With an EP and a handful of splits Gatecreeper get to show what they’re made of, in long form, on their full length debut Sonoran Depravation. It’s an interesting mix of Swedish and US based death metal that dangles the band’s feet precariously over the crowded throngs of the ‘everything old is new again’ bunch. And in order to do this successfully there has to be something that grabs a foothold quickly to keep the listener not only engaged but coming back. The grueling punch and melodic groove of this debut is more than enough to do exactly that.
To be clear, there’s nothing wrong with bringing back the past. Really it’s been a huge rush to get to relive old favorites through fresh takes. However, what normally happens goes something like this: initial spins are great but with a lack of anything much to latch onto said old school release ends up tossed aside as a rehash once the excitement of ‘man this sounds just like (insert old school band here)’ wanes. Originality takes one on the nose in this case and the album you thought was literally the second coming just isn’t all it was cracked up to be. Sad but true.
Gatecreeper could’ve easily fell into this same rut if it wasn’t for their insane ability to write a decent death metal song and to make it kick you in the chest cavity harder than Mirko ‘Cro Cop’ Filipovic. And yes, that right there was what stood out during the first few spins, the slam of the drums and thundering bass combined are the one-two knockout punch that made this album stick out very quickly. But also made for something that redirected attention back to it time and again. But that’s not all, the way these essential parts are written into each song would suggest a band that has spent years perfecting their form. “Sterilized” is that jam of HM2 pedals, Swedeath punk and Bolt Thrower muscle that death metal dreams have been made of since the beginning.

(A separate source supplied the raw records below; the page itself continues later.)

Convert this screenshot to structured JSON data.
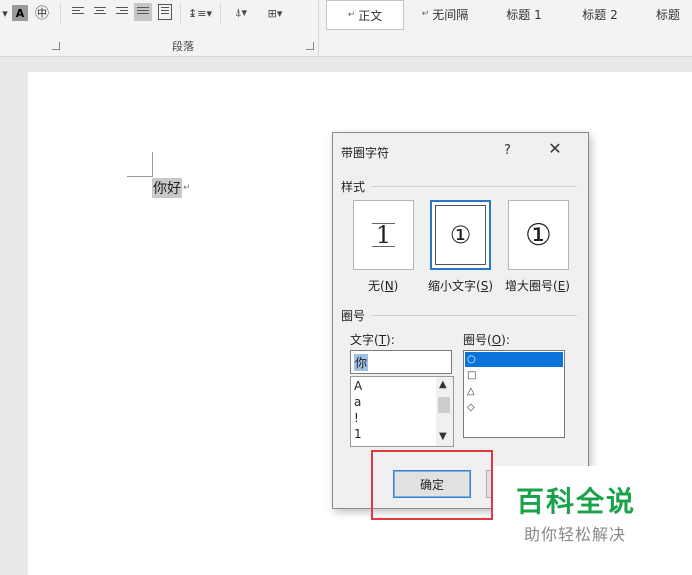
{
  "ribbon": {
    "paragraph_group_label": "段落",
    "styles": [
      "正文",
      "无间隔",
      "标题 1",
      "标题 2",
      "标题"
    ],
    "font_color_letter": "A",
    "encircle_glyph": "㊥"
  },
  "document": {
    "text": "你好",
    "paragraph_mark": "↵"
  },
  "dialog": {
    "title": "带圈字符",
    "help": "?",
    "close": "✕",
    "style_section": "样式",
    "style_options": [
      {
        "preview": "1",
        "label_prefix": "无(",
        "key": "N",
        "label_suffix": ")"
      },
      {
        "preview": "①",
        "label_prefix": "缩小文字(",
        "key": "S",
        "label_suffix": ")"
      },
      {
        "preview": "①",
        "label_prefix": "增大圈号(",
        "key": "E",
        "label_suffix": ")"
      }
    ],
    "encircle_section": "圈号",
    "text_label": {
      "prefix": "文字(",
      "key": "T",
      "suffix": "):"
    },
    "text_value": "你",
    "text_list": [
      "A",
      "a",
      "!",
      "1"
    ],
    "enclosure_label": {
      "prefix": "圈号(",
      "key": "O",
      "suffix": "):"
    },
    "enclosure_list": [
      "○",
      "□",
      "△",
      "◇"
    ],
    "ok": "确定"
  },
  "watermark": {
    "title": "百科全说",
    "subtitle": "助你轻松解决"
  },
  "colors": {
    "selection_blue": "#0a74da",
    "highlight_red": "#e0393e",
    "watermark_green": "#1aa24a"
  }
}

“Stronghold” speaks volumes for the murky heaviness that has long been a trademark in all things Swedish. But again, the ferocious bottom end bolts the listener to the track with loctite and refuses to let go. Plus, Chase Mason gives Martin van Drunen a run for his money in the gutturally flayed vocal department. On the other hand “Rotting As One” and “Flamethrower” are as melodically catchy and filthy as anything from the early wave of US death metal. The way Gatecreeper’s take on death metal reeks of open crypts, morbid scenes and zombies walking free is a tried and true formula to be honest. But when done this thoroughly enjoyable, as is the case with Sonoran Depravation, it forces you to stop and revel in it’s glory. And really no one could ask for much more.
On Sonoran Depravation, Gatecreeper have an album that speaks to the ghosts of death metal’s past but holds its own in keeping things interesting as well as extremely addictive. They’ve got that inexplicably heavy bottom end and through catchy songwriting the band comes across inexplicably nasty. It’s a highly anticipated album that fully delivers on the hype.